3 Replies Latest reply on Apr 4, 2010 9:31 PM by ron_sigal

    JBoss Remoting in AS Cluster

    medlw

      Additionally to the post in the AS Clustering Community I post it also here:

      I configured and deployed a simple  Remoting Application into a 4.2.2 AS and run it successfully (below my  mbean-definition).  I set up a 2-node cluster using the default cluster  configuration by starting each server with "run -c all" (having prooved  that the node did recognise each other). Then I ran over some seconds  hundreds of calls in different threads using different connections. Only  the Server which is contained in thelocatorUrl did respond. Principally  what do I have to do to run the JBoss Remoting in a cluster and observe  some sort of load balancing?

      Do I have to use a special  connector or transport? What about Cluster-Policy-Hints like @Clustered(loadBalancePolicy="RoundRobin"....?

       

      Her the simple mbean definition:

      <server>

       

      <mbean  code="org.jboss.remoting.transport.Connector"
      name="jboss.remoting:service=Connector,transport=Socket"
      display-name="Socket  transport Connector">
      <attribute name="InvokerLocator">
      <![CDATA[socket://localhost:5400]]>
      </attribute>
      <attribute  name="Configuration">
      <config>
      <handlers>
      <handler   subsystem="cluster">medl.remoting.cluster.server.SimpleInvocationHandler</handler>
      </handlers>
      </config>
      </attribute>
      </mbean>
      </server>

       

      Thanks in  advance

        • 1. Re: JBoss Remoting in AS Cluster
          ron_sigal

          Hi Wolfgang,

           

          If I understand correctly, you're talking about a pure Remoting example, right?  That is, the client creates an org.jboss.remoting.Client?

           

          Remoting 2 doesn't have any built in load balancing facility, so you'd have to write your own.  There's a failover facility in the transporter code, if you want to look at that. See section "12.9.5. Transporter sample - clustered" of the Remoting Guide (http://www.jboss.org/file-access/default/members/jbossremoting/freezone/docs/guide/2.5/html/index.html) for a discussion.

           

          -Ron

          • 2. Re: JBoss Remoting in AS Cluster
            medlw

            Dear Ron
            Yes Your are correct, but we need the cluster not (only) for failover but for load balancing.
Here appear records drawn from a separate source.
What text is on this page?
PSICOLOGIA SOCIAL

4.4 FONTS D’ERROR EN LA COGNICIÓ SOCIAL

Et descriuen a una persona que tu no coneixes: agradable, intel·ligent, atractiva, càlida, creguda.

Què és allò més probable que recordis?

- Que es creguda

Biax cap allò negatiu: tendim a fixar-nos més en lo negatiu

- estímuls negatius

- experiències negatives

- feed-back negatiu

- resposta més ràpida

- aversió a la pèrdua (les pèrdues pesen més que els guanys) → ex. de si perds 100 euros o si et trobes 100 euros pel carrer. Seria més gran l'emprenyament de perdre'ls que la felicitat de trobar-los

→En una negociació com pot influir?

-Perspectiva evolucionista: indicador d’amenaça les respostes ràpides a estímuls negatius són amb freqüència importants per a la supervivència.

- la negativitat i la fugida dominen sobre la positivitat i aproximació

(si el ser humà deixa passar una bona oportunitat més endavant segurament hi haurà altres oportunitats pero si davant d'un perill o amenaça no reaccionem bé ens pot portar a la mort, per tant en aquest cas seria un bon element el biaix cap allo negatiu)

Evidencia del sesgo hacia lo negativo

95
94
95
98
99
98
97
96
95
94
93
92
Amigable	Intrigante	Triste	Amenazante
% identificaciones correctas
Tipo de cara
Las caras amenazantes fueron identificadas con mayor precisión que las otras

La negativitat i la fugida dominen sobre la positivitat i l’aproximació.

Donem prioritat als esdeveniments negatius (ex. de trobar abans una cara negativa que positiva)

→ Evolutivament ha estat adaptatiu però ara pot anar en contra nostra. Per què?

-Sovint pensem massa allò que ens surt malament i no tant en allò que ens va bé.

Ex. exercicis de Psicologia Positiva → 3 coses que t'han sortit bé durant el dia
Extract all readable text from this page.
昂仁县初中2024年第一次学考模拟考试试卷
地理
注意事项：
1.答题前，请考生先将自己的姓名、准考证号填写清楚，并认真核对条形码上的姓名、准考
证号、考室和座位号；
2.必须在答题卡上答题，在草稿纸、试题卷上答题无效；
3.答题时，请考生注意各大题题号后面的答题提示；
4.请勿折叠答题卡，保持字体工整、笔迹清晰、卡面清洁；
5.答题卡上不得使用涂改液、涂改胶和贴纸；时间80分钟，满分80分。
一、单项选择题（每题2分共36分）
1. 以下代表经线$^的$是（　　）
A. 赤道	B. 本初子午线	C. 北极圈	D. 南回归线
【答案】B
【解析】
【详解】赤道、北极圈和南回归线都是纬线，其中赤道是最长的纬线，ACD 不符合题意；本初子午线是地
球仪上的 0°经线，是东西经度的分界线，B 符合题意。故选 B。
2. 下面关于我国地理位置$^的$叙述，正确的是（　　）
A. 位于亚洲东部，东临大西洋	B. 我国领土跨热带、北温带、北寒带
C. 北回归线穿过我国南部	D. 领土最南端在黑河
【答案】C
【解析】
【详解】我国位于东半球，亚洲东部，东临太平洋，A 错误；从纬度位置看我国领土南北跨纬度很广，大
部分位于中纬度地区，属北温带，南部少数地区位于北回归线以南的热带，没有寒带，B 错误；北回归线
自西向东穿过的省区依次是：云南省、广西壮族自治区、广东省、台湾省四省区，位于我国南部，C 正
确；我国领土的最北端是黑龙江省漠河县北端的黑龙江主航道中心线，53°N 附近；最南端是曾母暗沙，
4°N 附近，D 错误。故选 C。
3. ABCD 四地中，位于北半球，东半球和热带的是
Though I can deploy my Remoting service into the cluster, it does only work locally.
            Is there a possibility to keep the client more or less as it is and put an EJB-facade in-between to achieve the load balancing?

             

            Yours sincerely

            Wolfgang

            • 3. Re: JBoss Remoting in AS Cluster
              ron_sigal

              Hi Wolfgang,

               

              To tell you the truth, I don't know enough about clustering to give a definitive answer, but I would say that an important consideration is whether the application is stateful.  Clustering uses caching to share state among machines, so, if you need to share state, I think you would have a lot of work to reach your goal.  In that case, I think you might want to adapt your client to use EJBs, with all of their built in infrastructure, instead of invoking Remoting directly.  If you don't have shared state, then I guess you could just start up a Remoting server in each AS instance, but that still doesn't give you load balancing.  Again, you might be better off using the built in EJB mechanisms.